The novel’s interests, then, are essentially feminist ones: the contested social status of glamour, as an activity that’s regarded as the preserve of women but also one that women are not allowed to specialise in, is intended to point up the double standards that have dogged women (and people who are perceived to be women) for most of history. Jane is at least as skilled a glamourist as her husband, but her gender prevents her from being recognised for her talent, or even being able to practice it in any sort of public way. Her plight is exacerbated by the fact that, fairly on in the novel, she becomes pregnant: performing glamour during pregnancy is dangerous for the foetus, meaning that Jane is not only socially but also physically incapable of partaking in the work she’s best at. Again, there’s clearly some commentary going on here about the ways in which women have historically been disadvantaged in their pursuit of meaningful achievement. Jane’s inability to perform glamour while pregnant mirrors the way in which pregnancy and birth have been used as excuses to hold women back in the workplace in more recent periods of history. The danger to Jane’s pregnancy is based in fact, not cultural prejudice, as an event later in the novel makes clear. But Regency cultural attitudes towards pregnancy as a thing that women are expected to undergo multiple times (Pride and Prejudice‘s Mrs Bennet has, remember, five daughters) – as something fundamental to the purpose of marriage itself – multiply that biological disadvantage, restricting women’s options even further.
Which is good analysis, as far as it goes; the problem is that it doesn’t go particularly far. It is, to be honest, fairly obvious that women’s choices were severely limited in the Regency period; I mean, Austen herself was pointing this out at the time. And Kowal isn’t really interested in delving any deeper into the gender politics of the late eighteenth and early nineteenth centuries, or into what women of the time thought about them: Jane is (apart from some notable exceptions, such as when she is shocked by a French woman’s very mild indiscretion) a thoroughly modern heroine, particularly in her attitudes towards the confinements of pregnancy and childbirth. Too, Kowal restricts her social critique to the plight of middle-class white women: while the servant class is marginally more visible than it is in Austen’s novels, there’s little exploration of how the patriarchy affects them; and there are no characters at all who are not white. What I’m trying to say is that these are all very safe choices Kowal is making; vaguely progressive without being very interesting.

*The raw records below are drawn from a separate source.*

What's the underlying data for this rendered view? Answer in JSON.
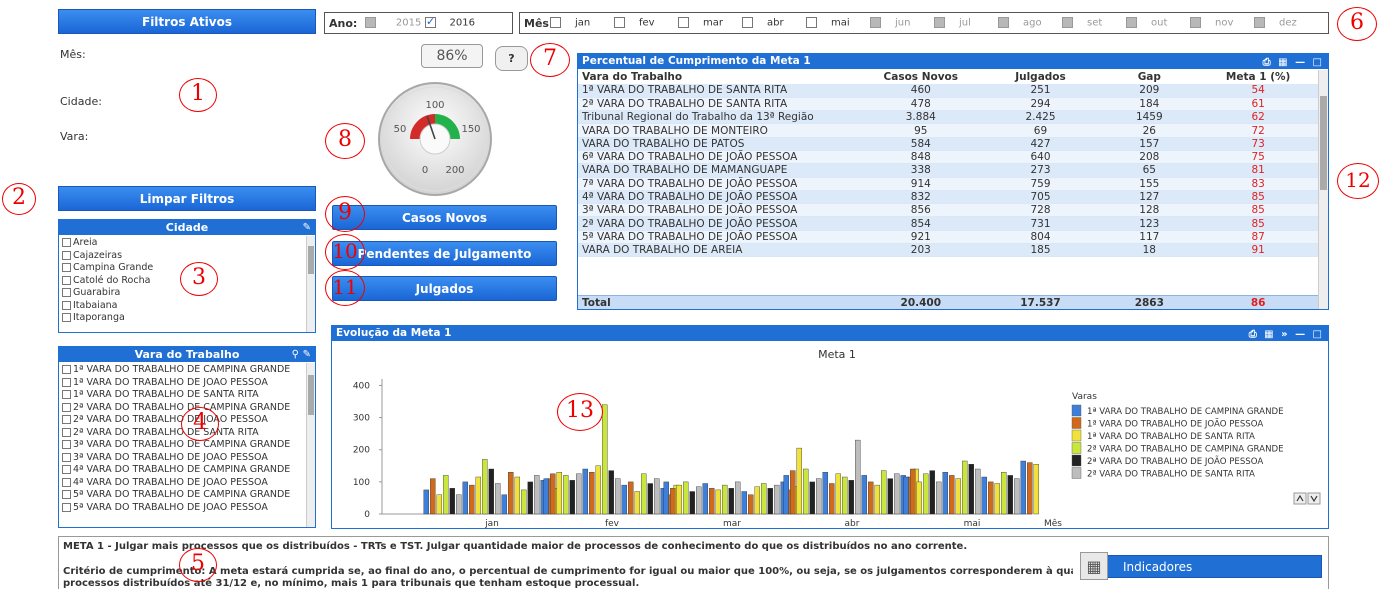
{
  "filters": {
    "title": "Filtros Ativos",
    "labels": [
      "Mês:",
      "Cidade:",
      "Vara:"
    ],
    "clear_label": "Limpar Filtros"
  },
  "ano": {
    "label": "Ano:",
    "years": [
      {
        "value": "2015",
        "checked": false,
        "disabled": true
      },
      {
        "value": "2016",
        "checked": true,
        "disabled": false
      }
    ]
  },
  "mes": {
    "label": "Mês:",
    "months": [
      {
        "name": "jan",
        "disabled": false
      },
      {
        "name": "fev",
        "disabled": false
      },
      {
        "name": "mar",
        "disabled": false
      },
      {
        "name": "abr",
        "disabled": false
      },
      {
        "name": "mai",
        "disabled": false
      },
      {
        "name": "jun",
        "disabled": true
      },
      {
        "name": "jul",
        "disabled": true
      },
      {
        "name": "ago",
        "disabled": true
      },
      {
        "name": "set",
        "disabled": true
      },
      {
        "name": "out",
        "disabled": true
      },
      {
        "name": "nov",
        "disabled": true
      },
      {
        "name": "dez",
        "disabled": true
      }
    ]
  },
  "cidade": {
    "title": "Cidade",
    "items": [
      "Areia",
      "Cajazeiras",
      "Campina Grande",
      "Catolé do Rocha",
      "Guarabira",
      "Itabaiana",
      "Itaporanga"
    ]
  },
  "vara": {
    "title": "Vara do Trabalho",
    "items": [
      "1ª VARA DO TRABALHO DE CAMPINA GRANDE",
      "1ª VARA DO TRABALHO DE JOÃO PESSOA",
      "1ª VARA DO TRABALHO DE SANTA RITA",
      "2ª VARA DO TRABALHO DE CAMPINA GRANDE",
      "2ª VARA DO TRABALHO DE JOÃO PESSOA",
      "2ª VARA DO TRABALHO DE SANTA RITA",
      "3ª VARA DO TRABALHO DE CAMPINA GRANDE",
      "3ª VARA DO TRABALHO DE JOÃO PESSOA",
      "4ª VARA DO TRABALHO DE CAMPINA GRANDE",
      "4ª VARA DO TRABALHO DE JOÃO PESSOA",
      "5ª VARA DO TRABALHO DE CAMPINA GRANDE",
      "5ª VARA DO TRABALHO DE JOÃO PESSOA"
    ]
  },
  "gauge": {
    "percent_label": "86%",
    "help_label": "?",
    "ticks": [
      "0",
      "50",
      "100",
      "150",
      "200"
    ],
    "value": 86,
    "min": 0,
    "max": 200
  },
  "buttons": {
    "casos_novos": "Casos Novos",
    "pendentes": "Pendentes de Julgamento",
    "julgados": "Julgados"
  },
  "table": {
    "title": "Percentual de Cumprimento da Meta 1",
    "columns": [
      "Vara do Trabalho",
      "Casos Novos",
      "Julgados",
      "Gap",
      "Meta 1 (%)"
    ],
    "rows": [
      [
        "1ª VARA DO TRABALHO DE SANTA RITA",
        "460",
        "251",
        "209",
        "54"
      ],
      [
        "2ª VARA DO TRABALHO DE SANTA RITA",
        "478",
        "294",
        "184",
        "61"
      ],
      [
        "Tribunal Regional do Trabalho da 13ª Região",
        "3.884",
        "2.425",
        "1459",
        "62"
      ],
      [
        "VARA DO TRABALHO DE MONTEIRO",
        "95",
        "69",
        "26",
        "72"
      ],
      [
        "VARA DO TRABALHO DE PATOS",
        "584",
        "427",
        "157",
        "73"
      ],
      [
        "6ª VARA DO TRABALHO DE JOÃO PESSOA",
        "848",
        "640",
        "208",
        "75"
      ],
      [
        "VARA DO TRABALHO DE MAMANGUAPE",
        "338",
        "273",
        "65",
        "81"
      ],
      [
        "7ª VARA DO TRABALHO DE JOÃO PESSOA",
        "914",
        "759",
        "155",
        "83"
      ],
      [
        "4ª VARA DO TRABALHO DE JOÃO PESSOA",
        "832",
        "705",
        "127",
        "85"
      ],
      [
        "3ª VARA DO TRABALHO DE JOÃO PESSOA",
        "856",
        "728",
        "128",
        "85"
      ],
      [
        "2ª VARA DO TRABALHO DE JOÃO PESSOA",
        "854",
        "731",
        "123",
        "85"
      ],
      [
        "5ª VARA DO TRABALHO DE JOÃO PESSOA",
        "921",
        "804",
        "117",
        "87"
      ],
      [
        "VARA DO TRABALHO DE AREIA",
        "203",
        "185",
        "18",
        "91"
      ]
    ],
    "total": [
      "Total",
      "20.400",
      "17.537",
      "2863",
      "86"
    ]
  },
  "evolucao": {
    "panel_title": "Evolução da Meta 1",
    "legend_title": "Varas"
  },
  "chart_data": {
    "type": "bar",
    "title": "Meta 1",
    "xlabel": "Mês",
    "ylabel": "",
    "ylim": [
      0,
      420
    ],
    "yticks": [
      0,
      100,
      200,
      300,
      400
    ],
    "categories": [
      "jan",
      "fev",
      "mar",
      "abr",
      "mai"
    ],
    "series": [
      {
        "name": "1ª VARA DO TRABALHO DE CAMPINA GRANDE",
        "color": "#3d7fd9"
      },
      {
        "name": "1ª VARA DO TRABALHO DE JOÃO PESSOA",
        "color": "#d06a1a"
      },
      {
        "name": "1ª VARA DO TRABALHO DE SANTA RITA",
        "color": "#f0e23a"
      },
      {
        "name": "2ª VARA DO TRABALHO DE CAMPINA GRANDE",
        "color": "#c8e63c"
      },
      {
        "name": "2ª VARA DO TRABALHO DE JOÃO PESSOA",
        "color": "#222222"
      },
      {
        "name": "2ª VARA DO TRABALHO DE SANTA RITA",
        "color": "#bdbdbd"
      }
    ],
    "groups": [
      [
        75,
        110,
        60,
        120,
        80,
        60,
        100,
        90,
        115,
        170,
        140,
        95,
        60,
        130,
        115,
        75,
        100,
        120,
        105,
        110,
        80
      ],
      [
        110,
        125,
        130,
        120,
        105,
        125,
        140,
        130,
        150,
        340,
        135,
        110,
        90,
        100,
        70,
        125,
        95,
        110,
        80,
        60,
        90
      ],
      [
        100,
        80,
        90,
        100,
        70,
        85,
        95,
        80,
        75,
        90,
        80,
        100,
        70,
        60,
        85,
        95,
        80,
        90,
        100,
        75,
        85
      ],
      [
        120,
        135,
        205,
        140,
        100,
        110,
        130,
        95,
        125,
        115,
        105,
        230,
        120,
        100,
        90,
        135,
        110,
        125,
        120,
        115,
        140
      ],
      [
        115,
        140,
        100,
        125,
        135,
        100,
        130,
        120,
        110,
        165,
        155,
        140,
        115,
        100,
        95,
        130,
        120,
        110,
        165,
        160,
        155
      ]
    ],
    "legend_position": "right"
  },
  "info": {
    "line1": "META 1 - Julgar mais processos que os distribuídos - TRTs e TST. Julgar quantidade maior de processos de conhecimento do que os distribuídos no ano corrente.",
    "line2": "Critério de cumprimento: A meta estará cumprida se, ao final do ano, o percentual de cumprimento for igual ou maior que 100%, ou seja, se os julgamentos corresponderem à quantidade de",
    "line3": "processos distribuídos até 31/12 e, no mínimo, mais 1 para tribunais que tenham estoque processual.",
    "indicadores_label": "Indicadores"
  },
  "annotations": [
    "1",
    "2",
    "3",
    "4",
    "5",
    "6",
    "7",
    "8",
    "9",
    "10",
    "11",
    "12",
    "13"
  ],
  "colors": {
    "accent": "#1f6fd4",
    "meta_red": "#e02020",
    "annotation_red": "#e00000"
  }
}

This middle-of-the-road approach to storytelling makes itself known in the way Kowal structures her narrative, too. Much of the plot’s tensions arise from that age-old romcom trope of romantic leads failing, for one reason or another, to communicate effectively: this can be done well, of course, but here it’s just mildly enraging. And many of the plot’s twists are telegraphed quite obviously in advance, making for a read that’s a little…predictable, to say the least. Again, foreshadowing is something that’s very effective in the right hands, and Kowal’s aren’t exactly the wrong hands; it’s just that her construction lines, as it were, are very visible on the page. The choices that she’s making are exactly the ones that you’d expect a competent author who’s familiar with the tropes and structures that work well in her chosen genre to make.
These issues – the vaguely liberal but ultimately uninspired politics, the transparent plot-construction – are all things that get better in Kowal’s later work but that never entirely go away. For all that she’s currently a critical darling in SFF circles, a frequent presence on Hugo nomination lists at least, her work is very far from the best of what the genre has to offer. Readable, sure; entertaining, usually. But still: never better than competent.